The specific class relationship is as follows:
The Java code for using Okio is as follows:
try {
BufferedSource bufferedSource = Okio.buffer(Okio.source(new FileInputStream(“1.txt”)));
int i = bufferedSource.readInt();
long l = bufferedSource.readLong();
String s = bufferedSource.readString(Charset.forName(“UTF-8”));
BufferedSink bufferedSink = Okio.buffer(Okio.sink(new FileOutputStream(“2.txt”)));
bufferedSink.writeInt(1);
bufferedSink.writeLong(2L);
bufferedSink.writeString(“123”, Charset.forName(“UTF-8”));
} catch (Exception e) {
// process exception
}
8, summary
Finally, I will roughly restore the heart of Java designers: The abstract InputStream/OutputStream class initially fixed the two basic concepts of I/O, the behavior of input streams and output streams read/write, and enriched the two most commonly used methods read and write through template methods. Inheritance is then used naturally to implement these two abstract classes. The most obvious input and output streams in the computer world are local files and remote networks, and of course Java designers designed a memory-based stream.
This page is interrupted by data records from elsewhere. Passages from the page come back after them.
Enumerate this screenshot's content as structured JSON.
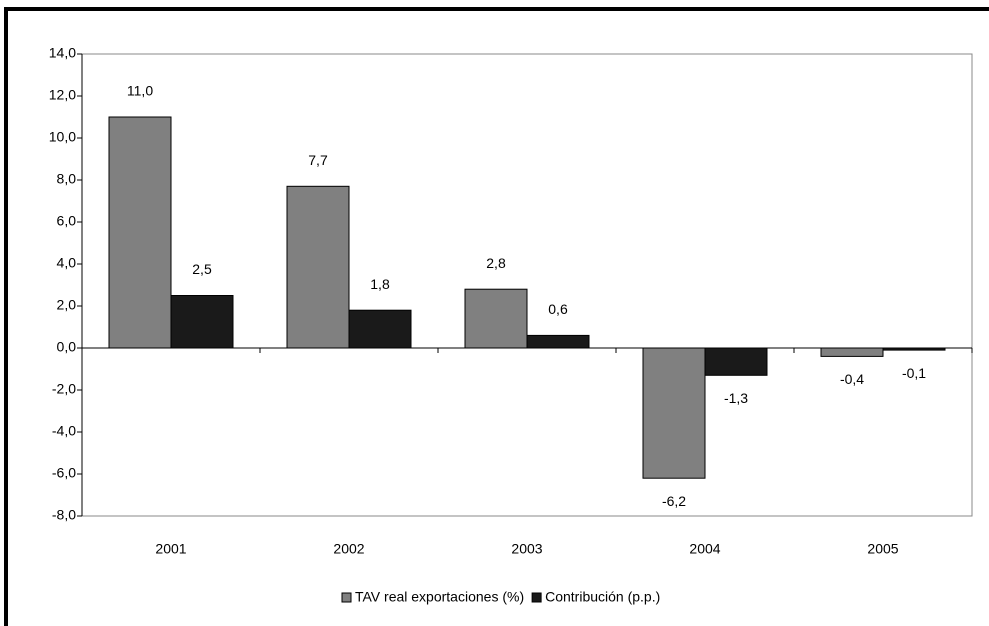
{
  "chart_data": {
    "type": "bar",
    "categories": [
      "2001",
      "2002",
      "2003",
      "2004",
      "2005"
    ],
    "series": [
      {
        "name": "TAV real exportaciones (%)",
        "color": "#808080",
        "values": [
          11.0,
          7.7,
          2.8,
          -6.2,
          -0.4
        ],
        "value_labels": [
          "11,0",
          "7,7",
          "2,8",
          "-6,2",
          "-0,4"
        ]
      },
      {
        "name": "Contribución (p.p.)",
        "color": "#1a1a1a",
        "values": [
          2.5,
          1.8,
          0.6,
          -1.3,
          -0.1
        ],
        "value_labels": [
          "2,5",
          "1,8",
          "0,6",
          "-1,3",
          "-0,1"
        ]
      }
    ],
    "ylim": [
      -8,
      14
    ],
    "yticks": [
      {
        "value": -8,
        "label": "-8,0"
      },
      {
        "value": -6,
        "label": "-6,0"
      },
      {
        "value": -4,
        "label": "-4,0"
      },
      {
        "value": -2,
        "label": "-2,0"
      },
      {
        "value": 0,
        "label": "0,0"
      },
      {
        "value": 2,
        "label": "2,0"
      },
      {
        "value": 4,
        "label": "4,0"
      },
      {
        "value": 6,
        "label": "6,0"
      },
      {
        "value": 8,
        "label": "8,0"
      },
      {
        "value": 10,
        "label": "10,0"
      },
      {
        "value": 12,
        "label": "12,0"
      },
      {
        "value": 14,
        "label": "14,0"
      }
    ],
    "grid": false,
    "legend": "bottom"
  }
}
The next step is to extend the read/write behavior of the input/output streams. Designers can extend the behavior without changing the semantics of the interface through the decorator pattern and chain of responsibility pattern, resulting in the unique layer upon layer code writing of Java I/O. When inheritance and design patterns extended I/O, the designer realized that the interface he had designed was computer-oriented, that is, byte stream oriented, and it was too difficult for the developer to use. The developer needed character stream oriented interface, so he started tinkering with it. Design a DataInputStream/DataOutputStream, but failed because of platform compatibility, so simply drawing board, Redesigned the Reader/Writer, and a similar interface system between the byte stream and characters of the flow transducer InputStreamReader/OutputStreamWriter, thus solving the problem of the habit of the developers.